You can start fine-tuning by calling fine_tune:

from synativ import Model

model: Model = synativ_api.fine_tune(
    base_model="sam_semantic_base",
    dataset_id=dataset.id,
    metadata={}
)

This will initiate a fine-tuning job in our backend. Note that metadata is a JSON string through which the user can set hyperparameters for the particular job. If left empty, the Synativ default parameters are used.

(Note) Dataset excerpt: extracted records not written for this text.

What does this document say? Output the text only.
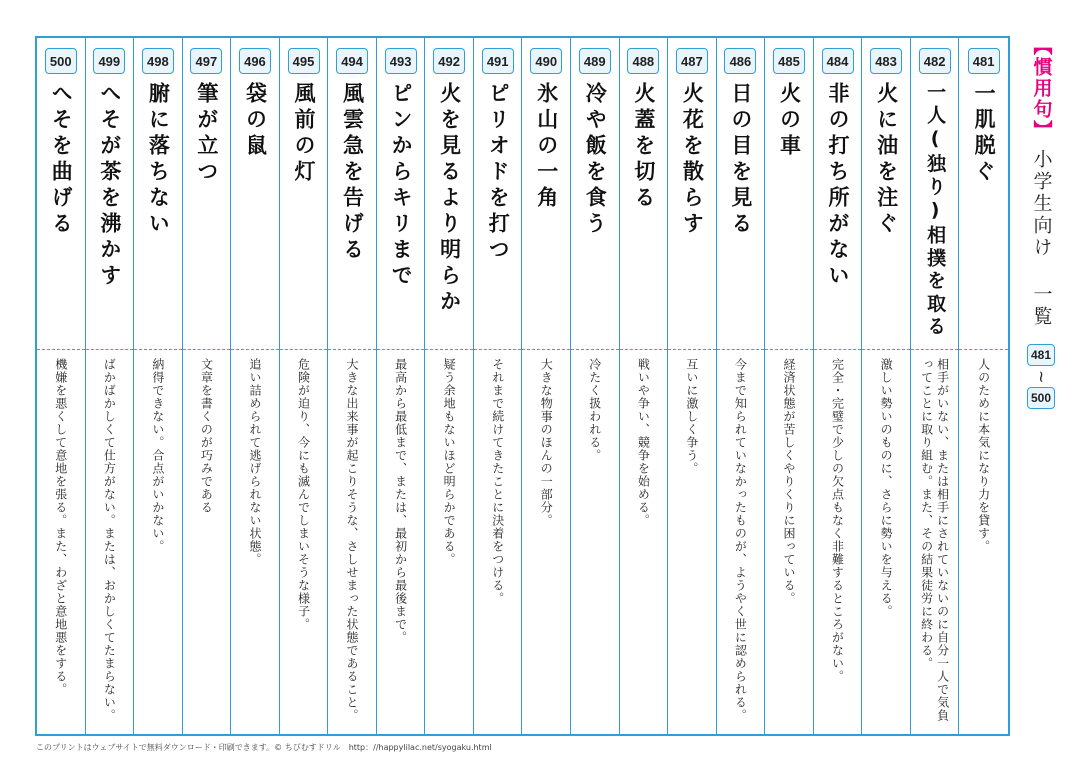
500
へそを曲げる
機嫌を悪くして意地を張る。また、わざと意地悪をする。
499
へそが茶を沸かす
ばかばかしくて仕方がない。または、おかしくてたまらない。
498
腑に落ちない
納得できない。合点がいかない。
497
筆が立つ
文章を書くのが巧みである
496
袋の鼠
追い詰められて逃げられない状態。
495
風前の灯
危険が迫り、今にも滅んでしまいそうな様子。
494
風雲急を告げる
大きな出来事が起こりそうな、さしせまった状態であること。
493
ピンからキリまで
最高から最低まで、または、最初から最後まで。
492
火を見るより明らか
疑う余地もないほど明らかである。
491
ピリオドを打つ
それまで続けてきたことに決着をつける。
490
氷山の一角
大きな物事のほんの一部分。
489
冷や飯を食う
冷たく扱われる。
488
火蓋を切る
戦いや争い、競争を始める。
487
火花を散らす
互いに激しく争う。
486
日の目を見る
今まで知られていなかったものが、ようやく世に認められる。
485
火の車
経済状態が苦しくやりくりに困っている。
484
非の打ち所がない
完全・完璧で少しの欠点もなく非難するところがない。
483
火に油を注ぐ
激しい勢いのものに、さらに勢いを与える。
482
一人(独り)相撲を取る
相手がいない、または相手にされていないのに自分一人で気負ってことに取り組む。また、その結果徒労に終わる。
481
一肌脱ぐ
人のために本気になり力を貸す。
【慣用句】
小学生向け 一覧
481
~
500
このプリントはウェブサイトで無料ダウンロード・印刷できます。© ちびむすドリル　http：//happylilac.net/syogaku.html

You will receive a Model object as response:

Model(
  creation_time='2023-08-07 13:16:02.992559',
  checkpoint='',
  metadata='{<used_parameters>}',
  base_model='sam_semantic_base',
  dataset_id='synativ-dataset-yyyyyyyy-yyyy-yyyy-yyyy-yyyyyyyyyy',
  id='synativ-model-xxxxxxxx-xxxx-xxxx-xxxx-xxxxxxxxxxxx',
)

The SDK will always return the full list of configurable hyperparameters used in metadata even if they were not overwritten by the user.

Monitoring your fine-tuning job

You can check the status of your inference job by calling get_model_status with the respective InferenceId:

synativ_api.get_inference_status(inference_id=inference.id)

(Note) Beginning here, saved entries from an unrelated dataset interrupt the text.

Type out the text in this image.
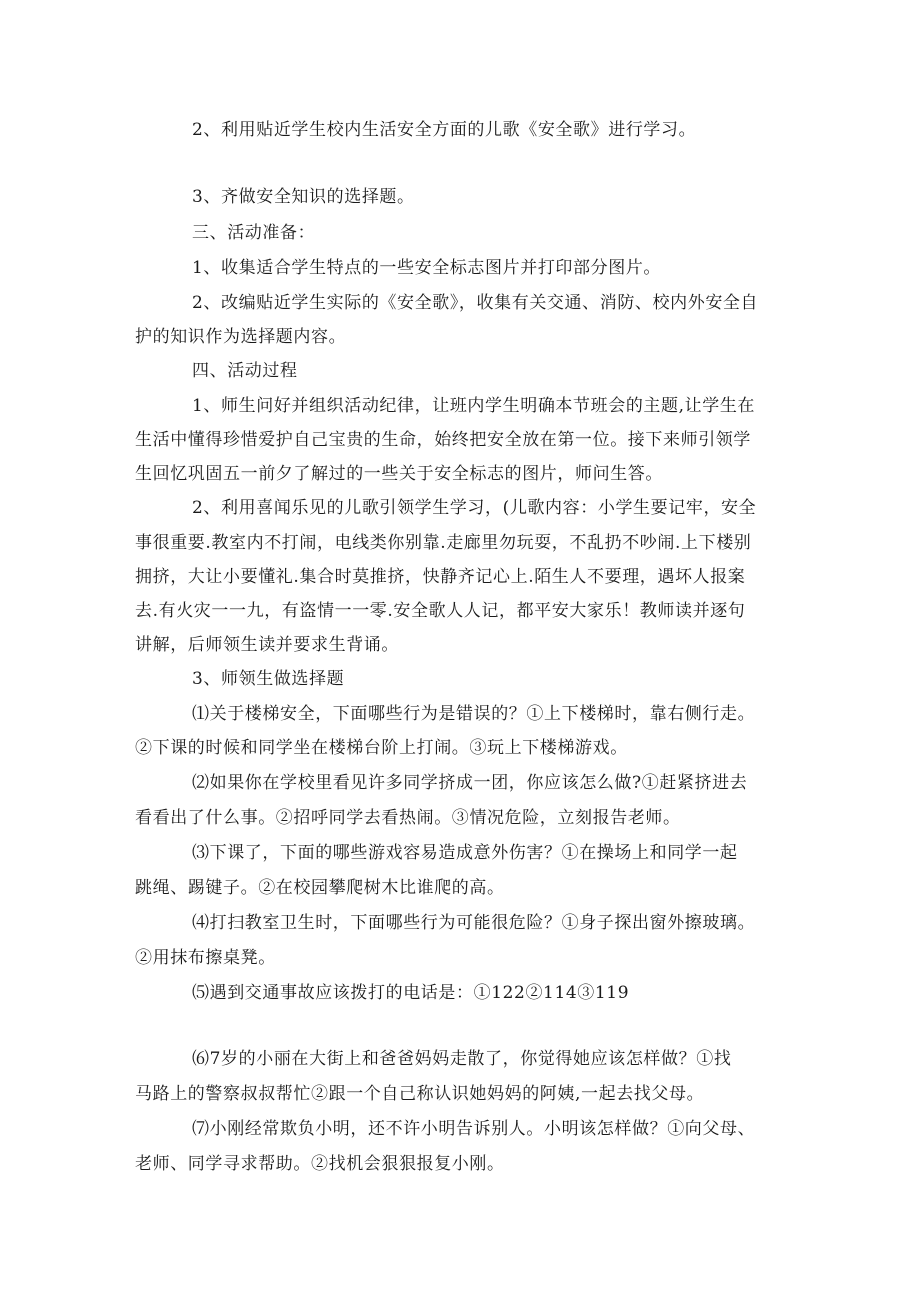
2、利用贴近学生校内生活安全方面的儿歌《安全歌》进行学习。
3、齐做安全知识的选择题。
三、活动准备：
1、收集适合学生特点的一些安全标志图片并打印部分图片。
2、改编贴近学生实际的《安全歌》，收集有关交通、消防、校内外安全自
护的知识作为选择题内容。
四、活动过程
1、师生问好并组织活动纪律，让班内学生明确本节班会的主题,让学生在
生活中懂得珍惜爱护自己宝贵的生命，始终把安全放在第一位。接下来师引领学
生回忆巩固五一前夕了解过的一些关于安全标志的图片，师问生答。
2、利用喜闻乐见的儿歌引领学生学习，(儿歌内容：小学生要记牢，安全
事很重要.教室内不打闹，电线类你别靠.走廊里勿玩耍，不乱扔不吵闹.上下楼别
拥挤，大让小要懂礼.集合时莫推挤，快静齐记心上.陌生人不要理，遇坏人报案
去.有火灾一一九，有盗情一一零.安全歌人人记，都平安大家乐！教师读并逐句
讲解，后师领生读并要求生背诵。
3、师领生做选择题
⑴关于楼梯安全，下面哪些行为是错误的？①上下楼梯时，靠右侧行走。
②下课的时候和同学坐在楼梯台阶上打闹。③玩上下楼梯游戏。
⑵如果你在学校里看见许多同学挤成一团，你应该怎么做?①赶紧挤进去
看看出了什么事。②招呼同学去看热闹。③情况危险，立刻报告老师。
⑶下课了，下面的哪些游戏容易造成意外伤害？①在操场上和同学一起
跳绳、踢键子。②在校园攀爬树木比谁爬的高。
⑷打扫教室卫生时，下面哪些行为可能很危险？①身子探出窗外擦玻璃。
②用抹布擦桌凳。
⑸遇到交通事故应该拨打的电话是：①122②114③119
⑹7岁的小丽在大街上和爸爸妈妈走散了，你觉得她应该怎样做？①找
马路上的警察叔叔帮忙②跟一个自己称认识她妈妈的阿姨,一起去找父母。
⑺小刚经常欺负小明，还不许小明告诉别人。小明该怎样做？①向父母、
老师、同学寻求帮助。②找机会狠狠报复小刚。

This will return a Status object with one of the following:

Status(status='NOT_FOUND')          ## Wrong inference id
Status(status='QUEUED')             ## Job is queued
Status(status='SETTING_UP')         ## Job is setting up
Status(status='DOWNLOADING_DATA')   ## Downaloding data and fine-tuned model
Status(status='RUNNING_INFERENCE')  ## Inference in progress
Status(status='SAVING_RESULTS')     ## Saving inference results
Status(status='COMPLETED')          ## Inference has completed
Status(status='FAILED')             ## Inference has failed

As a rule of thumb, with sam_semantic_base and the default "num_epochs": 50, fine-tuning should take around a half an hour per hundred images.

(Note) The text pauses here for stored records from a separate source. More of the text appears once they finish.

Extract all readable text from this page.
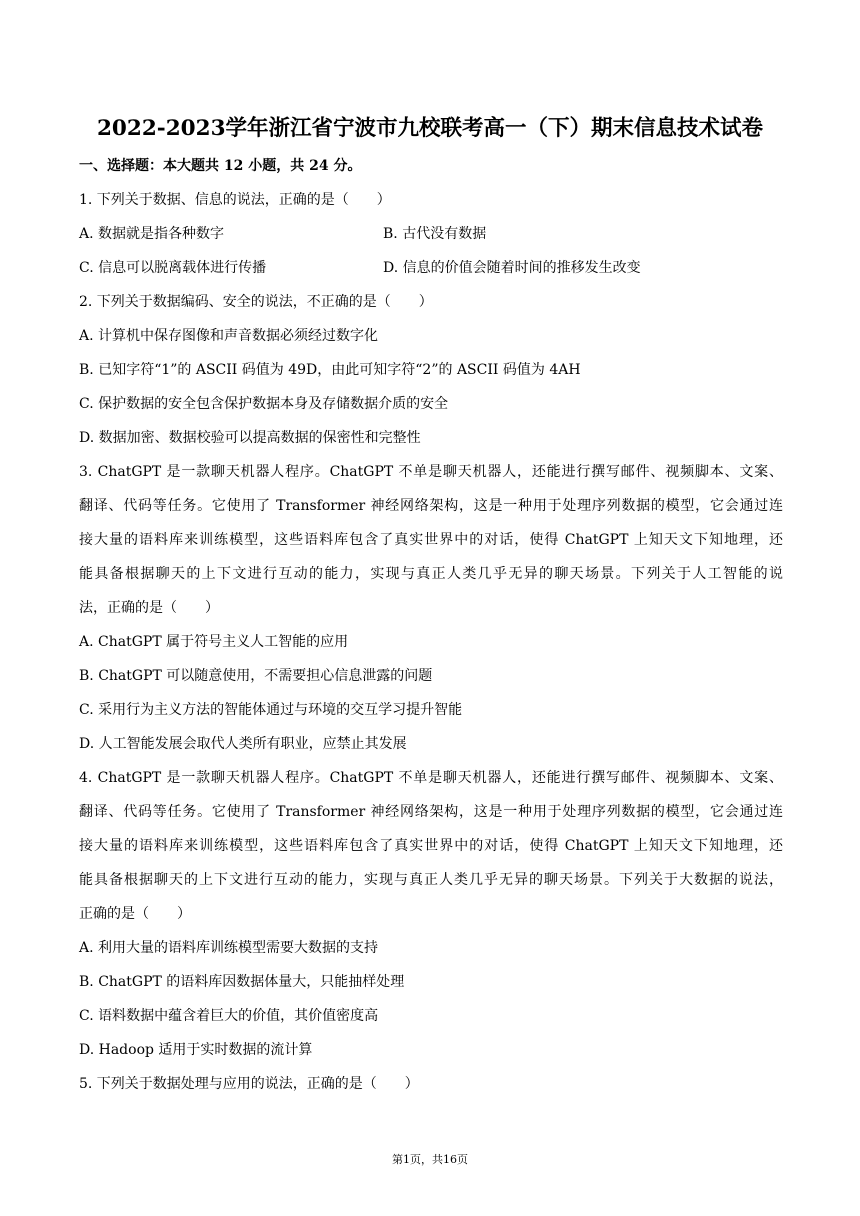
2022-2023学年浙江省宁波市九校联考高一（下）期末信息技术试卷
一、选择题：本大题共 12 小题，共 24 分。
1. 下列关于数据、信息的说法，正确的是（　　）
A. 数据就是指各种数字	B. 古代没有数据
C. 信息可以脱离载体进行传播	D. 信息的价值会随着时间的推移发生改变
2. 下列关于数据编码、安全的说法，不正确的是（　　）
A. 计算机中保存图像和声音数据必须经过数字化
B. 已知字符“1”的 ASCII 码值为 49D，由此可知字符“2”的 ASCII 码值为 4AH
C. 保护数据的安全包含保护数据本身及存储数据介质的安全
D. 数据加密、数据校验可以提高数据的保密性和完整性
3. ChatGPT 是一款聊天机器人程序。ChatGPT 不单是聊天机器人，还能进行撰写邮件、视频脚本、文案、
翻译、代码等任务。它使用了 Transformer 神经网络架构，这是一种用于处理序列数据的模型，它会通过连
接大量的语料库来训练模型，这些语料库包含了真实世界中的对话，使得 ChatGPT 上知天文下知地理，还
能具备根据聊天的上下文进行互动的能力，实现与真正人类几乎无异的聊天场景。下列关于人工智能的说
法，正确的是（　　）
A. ChatGPT 属于符号主义人工智能的应用
B. ChatGPT 可以随意使用，不需要担心信息泄露的问题
C. 采用行为主义方法的智能体通过与环境的交互学习提升智能
D. 人工智能发展会取代人类所有职业，应禁止其发展
4. ChatGPT 是一款聊天机器人程序。ChatGPT 不单是聊天机器人，还能进行撰写邮件、视频脚本、文案、
翻译、代码等任务。它使用了 Transformer 神经网络架构，这是一种用于处理序列数据的模型，它会通过连
接大量的语料库来训练模型，这些语料库包含了真实世界中的对话，使得 ChatGPT 上知天文下知地理，还
能具备根据聊天的上下文进行互动的能力，实现与真正人类几乎无异的聊天场景。下列关于大数据的说法，
正确的是（　　）
A. 利用大量的语料库训练模型需要大数据的支持
B. ChatGPT 的语料库因数据体量大，只能抽样处理
C. 语料数据中蕴含着巨大的价值，其价值密度高
D. Hadoop 适用于实时数据的流计算
5. 下列关于数据处理与应用的说法，正确的是（　　）
第1页，共16页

Evaluating your fine-tuned model

Once the model is fine-tuned, you can evaluate the results by running inference on the test set that you uploaded earlier.

You can start inference by calling start_inference:

inference: Inference = synativ_api.start_inference(
    model_id=model.id,
    dataset_id=dataset.id,
    metadata={}
)

This will initiate an inference job in our backend. Note that metadata is a JSON string through which the user can set hyperparamters for the particular job. If left empty, the Synativ default parameters are used.

You will receive an Inference object as response:

Inference(
    creation_time='2023-08-07 13:16:02.992559',
    metadata='{<used_parameters>}',
    model_id='synativ-model-xxxxxxxx-xxxx-xxxx-xxxx-xxxxxxxxxxxx',
    dataset_id='synativ-dataset-yyyyyyyy-yyyy-yyyy-yyyy-yyyyyyyyyy',
    id='synativ-inference-zzzzzzzz-zzzz-zzzz-zzzz-zzzzzzzzzz'
)

The SDK will always return the full list of configurable hyperparameters used in metadata even if they were not overwritten by the user.

Although inference jobs generally are much faster, you can monitor it in the same way as your fine-tuning job. More info can be found here.

Using your fine-tuned SAM

You can use your fine-tuned SAM in two ways:

Use it as a domain-specific starting point and fine-tune it for a particular application. You can continue fine-tuning it with the Synativ SDK by referencing the ModelId.
Use Synativ to start hosting the model for inference.

You can download the model to your local disk by calling download_model with the respective ModelId:

synativ_api.download_model(
  model_id=model.id,
  local_dir='<path_where_you_want_to_save_your_model>'
)

This may take a while as the model is usually a few GBs.